L'initiative i2010 menée par l'Union Européenne pour favoriser l'essor des télécommunications porte ses fruits : 250 millions d'européens sont désormais connectés. Près de 20 % du budget des entreprises sont consacrés aux TIC, et 26% des dépenses totales
Plus de 250 millions d'européens utilisent régulièrement Internet annonce la Commission Européenne sur l'état d'avancement des actions dans le secteur des TIC. Un très bon chiffre, d'autant plus que 80 % de cette population dispose d'une connexion à haut-débit. Avec un taux de pénétration de 20 %, soit 99,2 millions de lignes, le marché européen du haut-débit dépasse celui des Etats-Unis et du Canada (81,6 millions de lignes). Outre 40 millions de nouveaux internautes européens en 2007, cette moyenne de l'UE a été atteinte grâce à l'élargissement en 2004. Le Danemark (35,6%), la Finlande (34,6%) et les Pays-Bas (34,2%) trustent les trois premières places. Pour sa part, la
France obtient la neuvième position avec un taux de pénétration de 23,3 %, juste derrière l'Allemagne (23,8%).

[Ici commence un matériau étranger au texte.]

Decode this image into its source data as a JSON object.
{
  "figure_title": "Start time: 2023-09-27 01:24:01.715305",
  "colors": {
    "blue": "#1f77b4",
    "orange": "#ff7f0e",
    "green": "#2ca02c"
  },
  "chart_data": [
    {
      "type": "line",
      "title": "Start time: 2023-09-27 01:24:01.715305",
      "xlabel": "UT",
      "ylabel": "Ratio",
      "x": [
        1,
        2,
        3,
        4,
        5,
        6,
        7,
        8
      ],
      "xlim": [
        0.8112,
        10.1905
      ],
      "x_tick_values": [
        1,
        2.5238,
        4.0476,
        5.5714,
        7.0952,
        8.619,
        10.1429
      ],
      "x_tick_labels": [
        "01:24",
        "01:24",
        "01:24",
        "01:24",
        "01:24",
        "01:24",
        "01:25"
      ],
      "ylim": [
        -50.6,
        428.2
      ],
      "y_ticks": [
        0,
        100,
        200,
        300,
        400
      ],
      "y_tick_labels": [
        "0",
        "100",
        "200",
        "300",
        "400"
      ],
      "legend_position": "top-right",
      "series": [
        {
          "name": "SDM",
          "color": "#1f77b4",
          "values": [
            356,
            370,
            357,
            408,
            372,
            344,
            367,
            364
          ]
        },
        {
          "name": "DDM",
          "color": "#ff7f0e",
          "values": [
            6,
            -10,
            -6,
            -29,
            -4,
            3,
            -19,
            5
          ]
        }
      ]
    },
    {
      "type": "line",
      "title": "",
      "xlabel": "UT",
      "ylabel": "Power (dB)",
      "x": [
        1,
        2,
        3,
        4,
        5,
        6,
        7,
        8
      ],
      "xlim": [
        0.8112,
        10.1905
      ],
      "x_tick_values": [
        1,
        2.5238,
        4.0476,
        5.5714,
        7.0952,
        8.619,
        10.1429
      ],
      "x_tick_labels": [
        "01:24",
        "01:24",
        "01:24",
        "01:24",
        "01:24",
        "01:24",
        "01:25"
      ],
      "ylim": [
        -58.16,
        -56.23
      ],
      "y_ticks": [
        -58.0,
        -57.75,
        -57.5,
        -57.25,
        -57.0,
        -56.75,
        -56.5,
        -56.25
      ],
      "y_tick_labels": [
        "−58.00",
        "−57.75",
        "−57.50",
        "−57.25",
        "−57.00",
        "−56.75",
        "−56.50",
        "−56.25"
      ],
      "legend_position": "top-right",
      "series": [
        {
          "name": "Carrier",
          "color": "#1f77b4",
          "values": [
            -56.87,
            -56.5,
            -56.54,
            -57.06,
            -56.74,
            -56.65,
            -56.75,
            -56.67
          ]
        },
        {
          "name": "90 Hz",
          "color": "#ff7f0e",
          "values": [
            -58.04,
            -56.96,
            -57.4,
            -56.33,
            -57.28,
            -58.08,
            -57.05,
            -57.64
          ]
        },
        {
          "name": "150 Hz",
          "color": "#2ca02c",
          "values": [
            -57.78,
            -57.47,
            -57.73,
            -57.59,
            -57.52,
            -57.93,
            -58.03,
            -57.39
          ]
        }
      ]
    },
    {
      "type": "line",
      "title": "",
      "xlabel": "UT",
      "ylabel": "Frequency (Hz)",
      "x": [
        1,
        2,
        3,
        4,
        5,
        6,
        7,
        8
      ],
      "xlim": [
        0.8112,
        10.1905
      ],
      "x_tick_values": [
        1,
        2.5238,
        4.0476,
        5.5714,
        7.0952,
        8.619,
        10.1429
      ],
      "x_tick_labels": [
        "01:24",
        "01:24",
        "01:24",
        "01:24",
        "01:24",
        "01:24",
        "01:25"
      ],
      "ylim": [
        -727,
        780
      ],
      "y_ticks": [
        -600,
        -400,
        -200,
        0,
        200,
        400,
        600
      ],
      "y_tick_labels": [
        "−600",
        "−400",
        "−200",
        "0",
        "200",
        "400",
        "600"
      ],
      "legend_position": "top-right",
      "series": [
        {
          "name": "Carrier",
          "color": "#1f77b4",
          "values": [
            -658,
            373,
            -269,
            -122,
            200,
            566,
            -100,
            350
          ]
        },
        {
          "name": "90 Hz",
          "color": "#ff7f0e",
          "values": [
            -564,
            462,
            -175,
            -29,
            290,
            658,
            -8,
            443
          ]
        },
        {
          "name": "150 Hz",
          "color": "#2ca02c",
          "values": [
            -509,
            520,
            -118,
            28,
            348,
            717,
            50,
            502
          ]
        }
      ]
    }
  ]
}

Les entreprises sont 77 % à être connectées à Internet et elles consacrent en moyenne 20 % de leur budget aux technologies de l'information. Un bon chiffre qui cache cependant de fortes disparités entre les pays de l'Union. Ainsi, la Suède, la Finlande et le Danemark occupent le trio de tête, tandis que la Slovaquie, la Pologne et la Lettonie, avec moins de 1 % de leur budget consacré aux TIC sont en queue de peloton. Ces chiffres dédiés aux TIC sont peu satisfaisants pour les exécutifs de l'Europe. Selon leurs chiffres, les nouvelles technologies contribuent à augmenter de 50 % la productivité globale et les investissements des entreprises et organismes institutionnels restent encore loin de l'objectif fixé par le Traité de Lisbonne, soit 3 % du PIB consacré à la R&D sur les TIC. Comme le précise le rapport de la Commission, « l'UE dépense environ moitié moins que les États-Unis en R&D sur les TIC et elle est spécialisée dans des sous-secteurs à faible intensité de recherche. Les TIC représentent environ 30 % du montant total consacré à la recherche dans la plupart des pays développés, et l'écart en la matière entre l'UE et ses principaux concurrents compromet sa capacité future à jouer un rôle de moteur de l'innovation dans le domaine de la société de l'information. »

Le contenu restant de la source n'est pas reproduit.